Sobre esta causal, en vigencia de la Ley 600  de  2000,  que  la  consagraba  en el numeral 6º del artículo 220, señaló la  Sala     que     “es  indispensable  que  el  actor  no  solamente demuestre cómo el fundamento de la  sentencia  cuya remoción se persigue es entendido por la jurisprudencia de modo  diferente,  sino  que,  de  mantenerse,  comportaría  una  clara  situación de  injusticia,  pues  la  nueva  solución  ofrecida  por  la  doctrina de la Corte  conduciría  a la sustitución del fallo”, y que por  tanto,    “no    resulta    suficiente    invocar  abstractamente  la  existencia  de un pronunciamiento del máximo tribunal de la  jurisdicción  ordinaria,  o  de  señalar  uno concreto pero desconectado de la  solución  del caso, sino que resulta indispensable, además, demostrar cómo de  haberse  conocido  oportunamente  por  los juzgadores la nueva doctrina sobre el  punto,    el    fallo    cuya    rescisión    se    persigue    habría    sido  distinto”2,  criterio que  cabe  reiterar  frente  al  mismo supuesto establecido  ahora en el numeral 7º del artículo 192 de la Ley 906 de 2004.   

En  el presente caso, el accionante arguye  que  la  Sala  de  Casación  Penal  varió  su  postura  en  relación  con los  condicionamientos  requeridos para que el juez pueda variar, en la sentencia, la  calificación  jurídica  de  la  conducta  por  la  cual  la  Fiscalía acusa y  solicita condena.   
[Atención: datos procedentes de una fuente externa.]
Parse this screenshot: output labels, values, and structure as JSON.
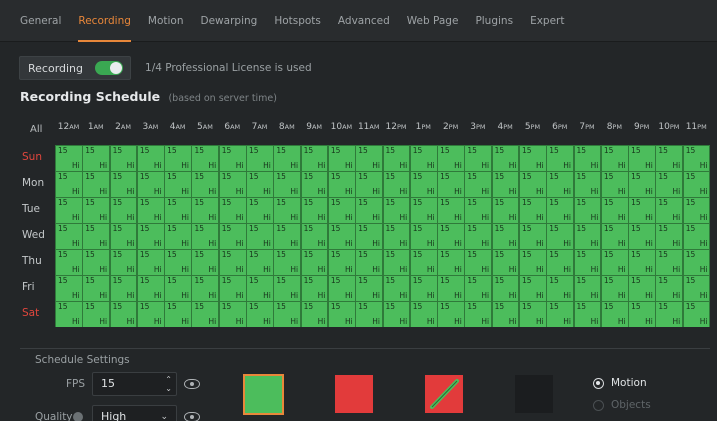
{
  "tabs": [
    {
      "label": "General",
      "active": false
    },
    {
      "label": "Recording",
      "active": true
    },
    {
      "label": "Motion",
      "active": false
    },
    {
      "label": "Dewarping",
      "active": false
    },
    {
      "label": "Hotspots",
      "active": false
    },
    {
      "label": "Advanced",
      "active": false
    },
    {
      "label": "Web Page",
      "active": false
    },
    {
      "label": "Plugins",
      "active": false
    },
    {
      "label": "Expert",
      "active": false
    }
  ],
  "recording": {
    "label": "Recording",
    "enabled": true,
    "license_text": "1/4 Professional License is used"
  },
  "schedule": {
    "title": "Recording Schedule",
    "subtitle": "(based on server time)",
    "all_label": "All",
    "hours": [
      {
        "num": "12",
        "ap": "AM"
      },
      {
        "num": "1",
        "ap": "AM"
      },
      {
        "num": "2",
        "ap": "AM"
      },
      {
        "num": "3",
        "ap": "AM"
      },
      {
        "num": "4",
        "ap": "AM"
      },
      {
        "num": "5",
        "ap": "AM"
      },
      {
        "num": "6",
        "ap": "AM"
      },
      {
        "num": "7",
        "ap": "AM"
      },
      {
        "num": "8",
        "ap": "AM"
      },
      {
        "num": "9",
        "ap": "AM"
      },
      {
        "num": "10",
        "ap": "AM"
      },
      {
        "num": "11",
        "ap": "AM"
      },
      {
        "num": "12",
        "ap": "PM"
      },
      {
        "num": "1",
        "ap": "PM"
      },
      {
        "num": "2",
        "ap": "PM"
      },
      {
        "num": "3",
        "ap": "PM"
      },
      {
        "num": "4",
        "ap": "PM"
      },
      {
        "num": "5",
        "ap": "PM"
      },
      {
        "num": "6",
        "ap": "PM"
      },
      {
        "num": "7",
        "ap": "PM"
      },
      {
        "num": "8",
        "ap": "PM"
      },
      {
        "num": "9",
        "ap": "PM"
      },
      {
        "num": "10",
        "ap": "PM"
      },
      {
        "num": "11",
        "ap": "PM"
      }
    ],
    "days": [
      {
        "label": "Sun",
        "weekend": true
      },
      {
        "label": "Mon",
        "weekend": false
      },
      {
        "label": "Tue",
        "weekend": false
      },
      {
        "label": "Wed",
        "weekend": false
      },
      {
        "label": "Thu",
        "weekend": false
      },
      {
        "label": "Fri",
        "weekend": false
      },
      {
        "label": "Sat",
        "weekend": true
      }
    ],
    "cell_fps": "15",
    "cell_quality": "Hi"
  },
  "settings": {
    "title": "Schedule Settings",
    "fps_label": "FPS",
    "fps_value": "15",
    "quality_label": "Quality",
    "quality_value": "High",
    "radio_motion": "Motion",
    "radio_objects": "Objects"
  },
  "colors": {
    "accent": "#e8873a",
    "record_green": "#4cbd5c",
    "weekend_red": "#e0463d",
    "brush_red": "#e23b3b"
  },
  "icons": {
    "spin": "up-down-chevron-icon",
    "eye": "eye-icon",
    "chevron": "chevron-down-icon",
    "pencil": "pencil-icon"
  }
}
Así,  tras  un  extenso  recorrido de las  posturas  asumidas por la Sala frente a este tópico, el censor ilustra cómo la  jurisprudencia  ha  admitido que el juez pueda variar la calificación jurídica  de  la  conducta  imputada, por la cual se acusa y solicita condena, siempre que  se  den  ciertas  condiciones,  en  una  de las cuales estriba, precisamente, la  discusión   que   fundamenta   la   pretendida   variación   favorable  de  la  jurisprudencia  que  se  invoca  como  sustento de la causal de revisión que se  alega.   
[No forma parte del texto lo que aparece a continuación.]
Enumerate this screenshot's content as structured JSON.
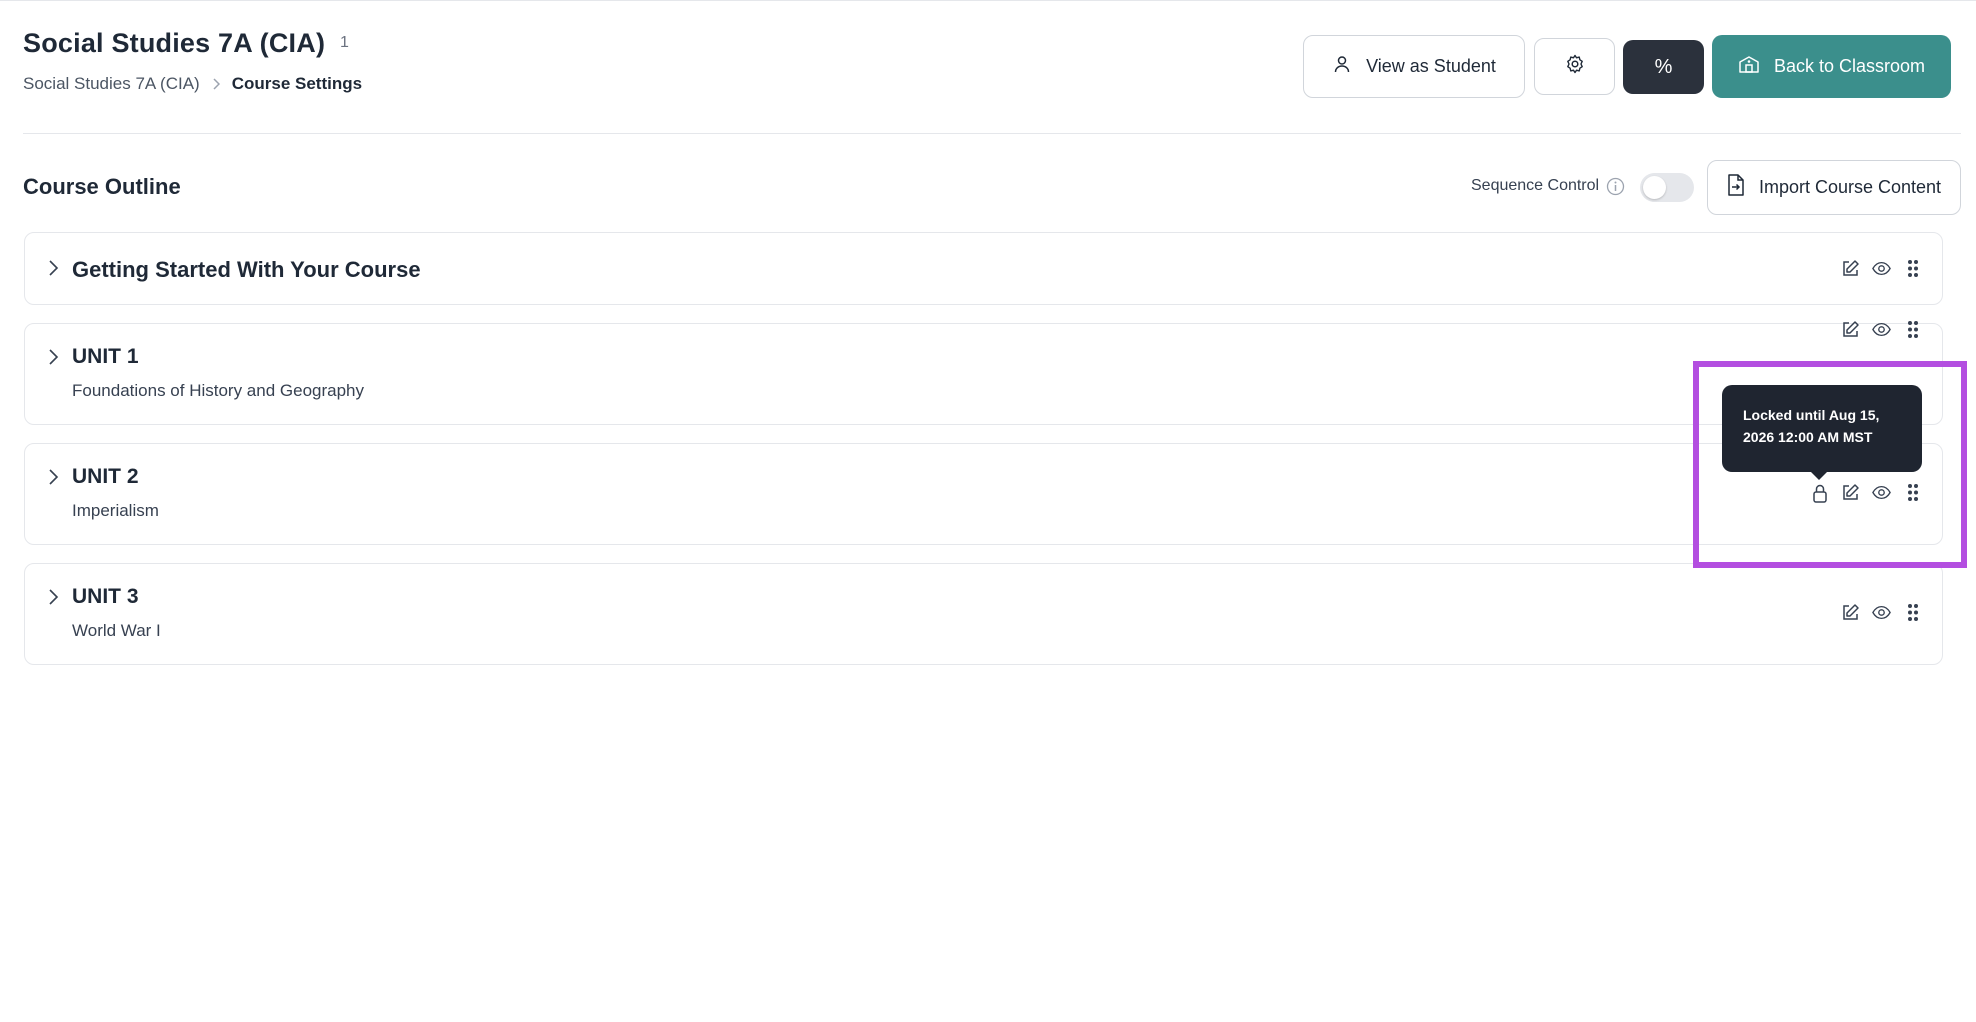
{
  "header": {
    "title": "Social Studies 7A (CIA)",
    "title_count": "1",
    "breadcrumb": {
      "parent": "Social Studies 7A (CIA)",
      "current": "Course Settings"
    }
  },
  "toolbar": {
    "view_as_student": "View as Student",
    "gear_icon": "gear-icon",
    "percent_label": "%",
    "back_to_classroom": "Back to Classroom"
  },
  "outline": {
    "title": "Course Outline",
    "sequence_control_label": "Sequence Control",
    "sequence_control_on": false,
    "import_label": "Import Course Content",
    "rows": [
      {
        "title": "Getting Started With Your Course",
        "subtitle": "",
        "locked": false
      },
      {
        "title": "UNIT 1",
        "subtitle": "Foundations of History and Geography",
        "locked": false
      },
      {
        "title": "UNIT 2",
        "subtitle": "Imperialism",
        "locked": true
      },
      {
        "title": "UNIT 3",
        "subtitle": "World War I",
        "locked": false
      }
    ]
  },
  "tooltip": {
    "text": "Locked until Aug 15, 2026 12:00 AM MST"
  },
  "colors": {
    "accent": "#3b8f8c",
    "dark_button": "#2b313c",
    "tooltip_bg": "#1f2530",
    "highlight": "#b34ee0"
  }
}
Aduce el censor que tales condicionamientos  de   la  potestad  excepcional  del  juez  para  variar,  en  la  sentencia,  la  calificación  jurídica  de  la  conducta, han girado en torno a los siguientes  presupuestos:   

a)  Que  medie  solicitud  expresa  de  la  Fiscalía;  b) que la nueva imputación verse sobre un delito del mismo género;  c)  que el cambio se oriente hacia una conducta punible de menor entidad; d) que  se  respete  el  núcleo  fáctico  de  la  acusación;  y  e) que no se afecten  derechos de los intervinientes.   

      

El punto en discusión, según la demanda,  estriba   en   el   primer   requisito,   pues   de  acuerdo  con  el  recorrido  jurisprudencial  que  se  trae en la misma, la Sala ha variado su criterio entre  la  exigencia  y  no  exigencia de la petición expresa de la Fiscalía, aspecto  que,  dice  el  revisionista,  finalmente definió en el auto del 21 de marzo de  2012,  radicado  No.  38.256,  en  la  que  se volvió al criterio recogido, que  advierte   la   necesidad   de   que   la  Fiscalía  solicite  de  manera  expresa  que el juez se aparte  de  la  imputación  jurídica  formulada  en  la acusación, para viabilizar su  cambio,      siempre,      claro     está,     se     den     los     restantes  condicionamientos.   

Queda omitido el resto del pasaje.